Ancient subtropical forest canopy in Yanbaru National Park, northern Okinawa, morning mist between the trees
← Okinawa

Yanbaru Forest

"The Yanbaru woodpecker called from somewhere I couldn't see, and I stood still for twenty minutes in case it moved closer. It didn't."

Northern Okinawa above Nago is where the island reverts to something it must have been before human settlement took hold — dense subtropical forest climbing hills that roll down to a coastline of small bays and hidden beaches. Yanbaru is the Japanese name for this region, which became Japan’s newest national park in 2021, and the designation acknowledged what had been de facto true for a long time: this forest doesn’t need managing so much as it needs leaving alone. The Okinawa rail, a flightless bird found nowhere else on earth, lives here. So does the Okinawa woodpecker, the Ryukyu long-furred rat, and dozens of other endemic species protected by the sheer difficulty of the terrain.

Okinawa rail, the flightless endemic Yanbaru kuina bird, seen on a quiet forest path, northern Okinawa

I drove north from Nago on Route 58, which hugs the western coast before climbing into the hills above the village of Oku, the northernmost settlement accessible by road. The Hiji Waterfall trail was the first walk I did — forty minutes through forest so dense that at noon the canopy filtered the light to something green and cathedral-like, the kind of green you find in old-growth places where the light has been negotiating with leaves for a very long time. The waterfall at the end is a thirty-metre cascade into a cold clear pool. I swam in it and ate the onigiri I’d bought at a convenience store at six in the morning and thought I’d been trying too hard everywhere else.

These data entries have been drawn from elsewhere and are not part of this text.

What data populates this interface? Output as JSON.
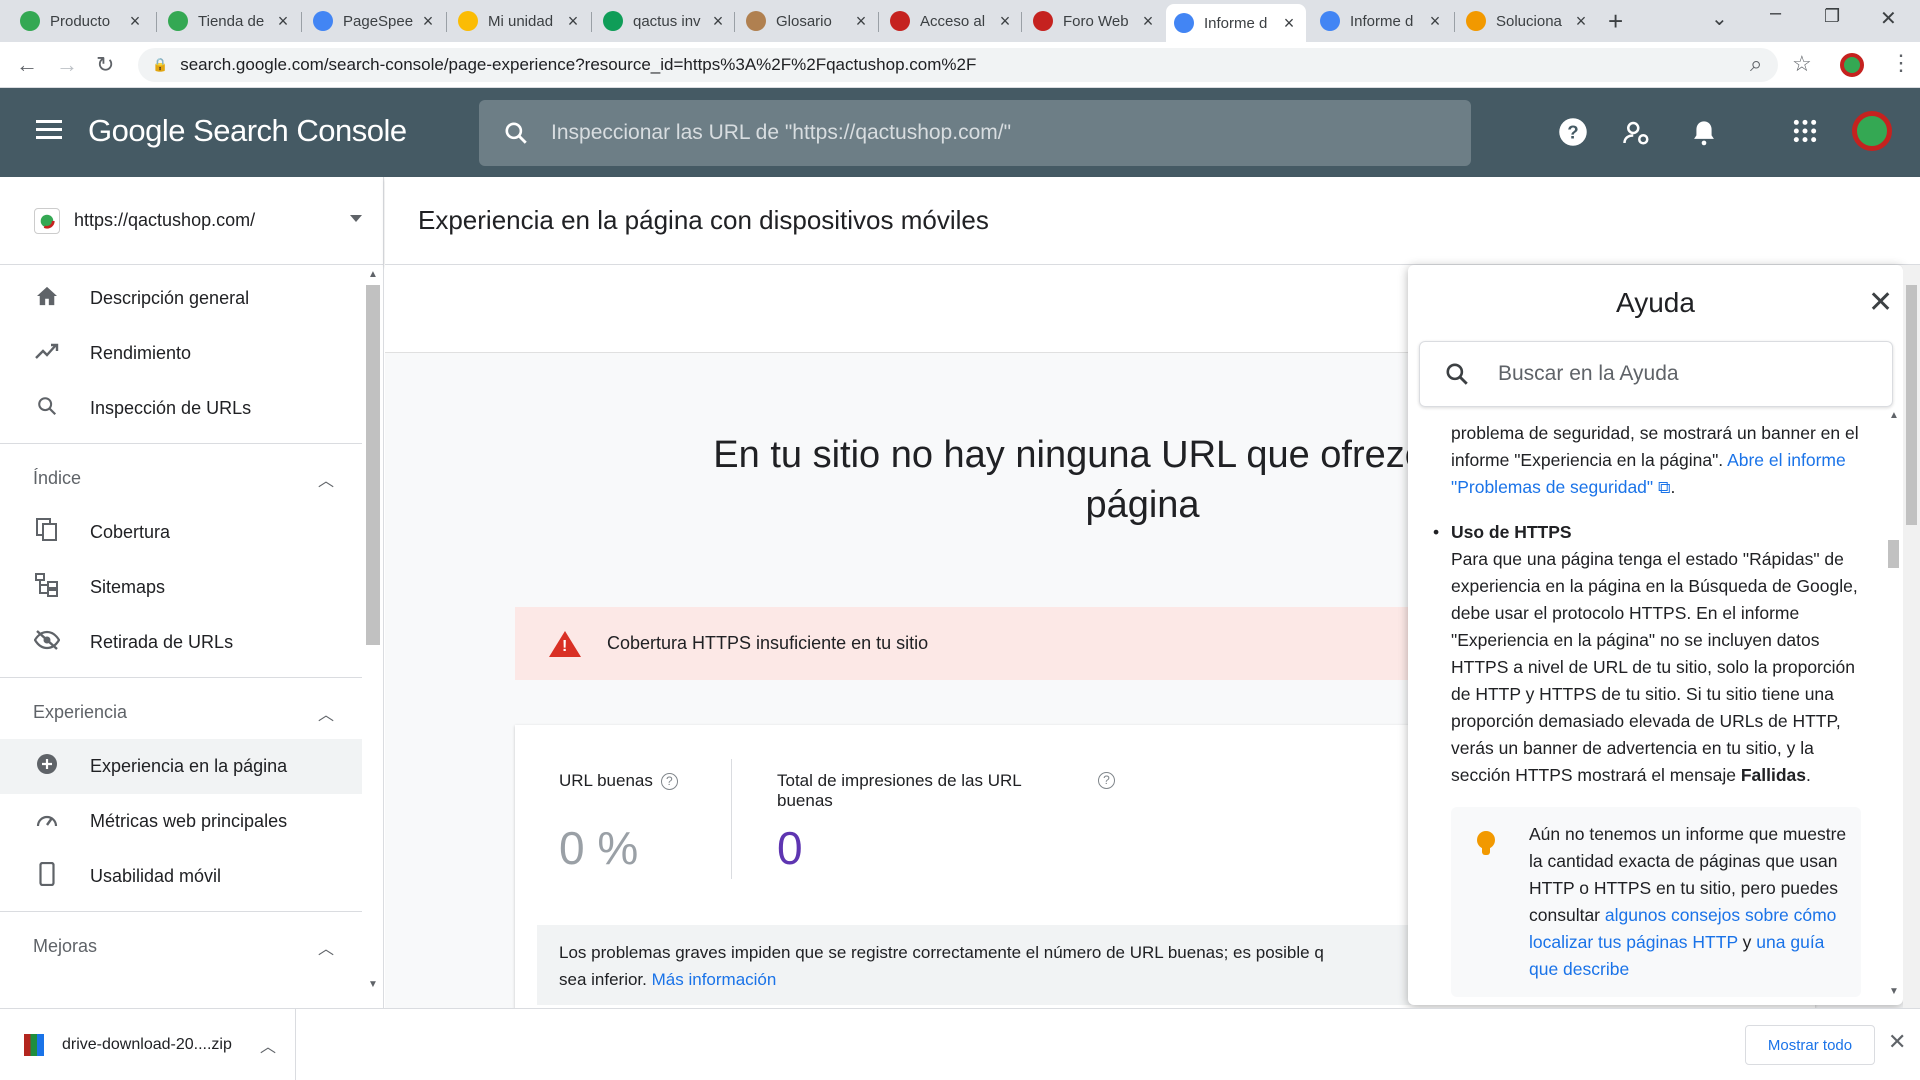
{
  "browser": {
    "tabs": [
      {
        "title": "Producto",
        "color": "#34a853",
        "active": false
      },
      {
        "title": "Tienda de",
        "color": "#34a853",
        "active": false
      },
      {
        "title": "PageSpee",
        "color": "#4285f4",
        "active": false
      },
      {
        "title": "Mi unidad",
        "color": "#fbbc04",
        "active": false
      },
      {
        "title": "qactus inv",
        "color": "#0f9d58",
        "active": false
      },
      {
        "title": "Glosario",
        "color": "#b08050",
        "active": false
      },
      {
        "title": "Acceso al",
        "color": "#c5221f",
        "active": false
      },
      {
        "title": "Foro Web",
        "color": "#c5221f",
        "active": false
      },
      {
        "title": "Informe d",
        "color": "#4285f4",
        "active": true
      },
      {
        "title": "Informe d",
        "color": "#4285f4",
        "active": false
      },
      {
        "title": "Soluciona",
        "color": "#f29900",
        "active": false
      }
    ],
    "url": "search.google.com/search-console/page-experience?resource_id=https%3A%2F%2Fqactushop.com%2F"
  },
  "header": {
    "brand": "Google Search Console",
    "search_placeholder": "Inspeccionar las URL de \"https://qactushop.com/\""
  },
  "sidebar": {
    "property": "https://qactushop.com/",
    "top_items": [
      {
        "label": "Descripción general"
      },
      {
        "label": "Rendimiento"
      },
      {
        "label": "Inspección de URLs"
      }
    ],
    "sections": [
      {
        "title": "Índice",
        "items": [
          {
            "label": "Cobertura"
          },
          {
            "label": "Sitemaps"
          },
          {
            "label": "Retirada de URLs"
          }
        ]
      },
      {
        "title": "Experiencia",
        "items": [
          {
            "label": "Experiencia en la página"
          },
          {
            "label": "Métricas web principales"
          },
          {
            "label": "Usabilidad móvil"
          }
        ]
      },
      {
        "title": "Mejoras",
        "items": []
      }
    ]
  },
  "main": {
    "page_title": "Experiencia en la página con dispositivos móviles",
    "headline_line1": "En tu sitio no hay ninguna URL que ofrezca una bu",
    "headline_line2": "página",
    "banner_text": "Cobertura HTTPS insuficiente en tu sitio",
    "metrics": [
      {
        "label": "URL buenas",
        "value": "0 %",
        "color": "#9aa0a6"
      },
      {
        "label": "Total de impresiones de las URL buenas",
        "value": "0",
        "color": "#5e35b1"
      }
    ],
    "note_text": "Los problemas graves impiden que se registre correctamente el número de URL buenas; es posible q",
    "note_text2": "sea inferior.",
    "note_link": "Más información"
  },
  "help": {
    "title": "Ayuda",
    "search_placeholder": "Buscar en la Ayuda",
    "para1_text": "problema de seguridad, se mostrará un banner en el informe \"Experiencia en la página\".",
    "para1_link": "Abre el informe \"Problemas de seguridad\"",
    "para1_end": ".",
    "bullet_title": "Uso de HTTPS",
    "bullet_text": "Para que una página tenga el estado \"Rápidas\" de experiencia en la página en la Búsqueda de Google, debe usar el protocolo HTTPS. En el informe \"Experiencia en la página\" no se incluyen datos HTTPS a nivel de URL de tu sitio, solo la proporción de HTTP y HTTPS de tu sitio. Si tu sitio tiene una proporción demasiado elevada de URLs de HTTP, verás un banner de advertencia en tu sitio, y la sección HTTPS mostrará el mensaje",
    "bullet_bold": "Fallidas",
    "bullet_end": ".",
    "tip_text": "Aún no tenemos un informe que muestre la cantidad exacta de páginas que usan HTTP o HTTPS en tu sitio, pero puedes consultar",
    "tip_link1": "algunos consejos sobre cómo localizar tus páginas HTTP",
    "tip_and": "y",
    "tip_link2": "una guía que describe"
  },
  "downloads": {
    "file": "drive-download-20....zip",
    "show_all": "Mostrar todo"
  }
}
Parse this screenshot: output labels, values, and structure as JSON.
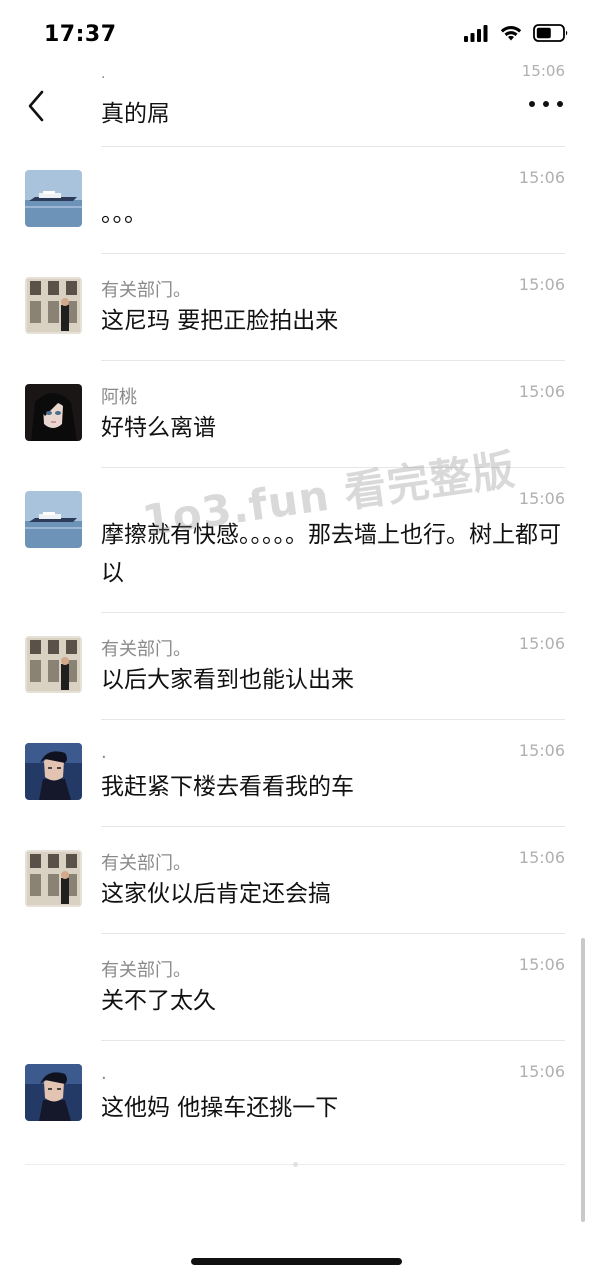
{
  "status_bar": {
    "time": "17:37"
  },
  "nav": {
    "title": "真的屌",
    "ghost_name": ".",
    "ghost_time": "15:06"
  },
  "messages": [
    {
      "name": "",
      "text": "。。。",
      "time": "15:06",
      "avatar": "avatar-boat"
    },
    {
      "name": "有关部门。",
      "text": "这尼玛 要把正脸拍出来",
      "time": "15:06",
      "avatar": "avatar-building"
    },
    {
      "name": "阿桃",
      "text": "好特么离谱",
      "time": "15:06",
      "avatar": "avatar-anime-girl"
    },
    {
      "name": "",
      "text": "摩擦就有快感。。。。。那去墙上也行。树上都可以",
      "time": "15:06",
      "avatar": "avatar-boat"
    },
    {
      "name": "有关部门。",
      "text": "以后大家看到也能认出来",
      "time": "15:06",
      "avatar": "avatar-building"
    },
    {
      "name": ".",
      "text": "我赶紧下楼去看看我的车",
      "time": "15:06",
      "avatar": "avatar-anime-boy"
    },
    {
      "name": "有关部门。",
      "text": "这家伙以后肯定还会搞",
      "time": "15:06",
      "avatar": "avatar-building"
    },
    {
      "name": "有关部门。",
      "text": "关不了太久",
      "time": "15:06",
      "avatar": ""
    },
    {
      "name": ".",
      "text": "这他妈 他操车还挑一下",
      "time": "15:06",
      "avatar": "avatar-anime-boy"
    }
  ],
  "watermark": "1o3.fun 看完整版"
}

The Yanbaru Learning Forest, operated near Kunigami village, runs guided night walks to find the Okinawa rail. The bird is more audible than visible — a series of urgent, reedy calls from the undergrowth that the guides can identify and locate, and occasionally, in the beam of a red-filtered torch, a stocky brown shape moving quickly between leaf litter. The guides speak quietly, move slowly, and know exactly which patches of forest the rails prefer. My guide had been doing this for fifteen years and could identify the bird’s call the way a musician identifies an instrument by its overtones.

Hiji Waterfall, a 30-metre cascade in Yanbaru subtropical forest, northern Okinawa

The coast along Yanbaru’s edge has none of the tourist infrastructure of the central or southern island. Aha Beach, near the cape, is a small bay of clear water where I was the only person for an entire afternoon. The road to reach it is one lane and seems to require the car to make decisions the map hasn’t accounted for.

When to go: November through April for the best wildlife conditions and manageable temperatures. The Okinawa rail is most active at dusk and dawn year-round, but the cool season makes the forest walks significantly more comfortable. Summer is hot and humid, though the forest canopy provides real relief; typhoons in September can close trails temporarily.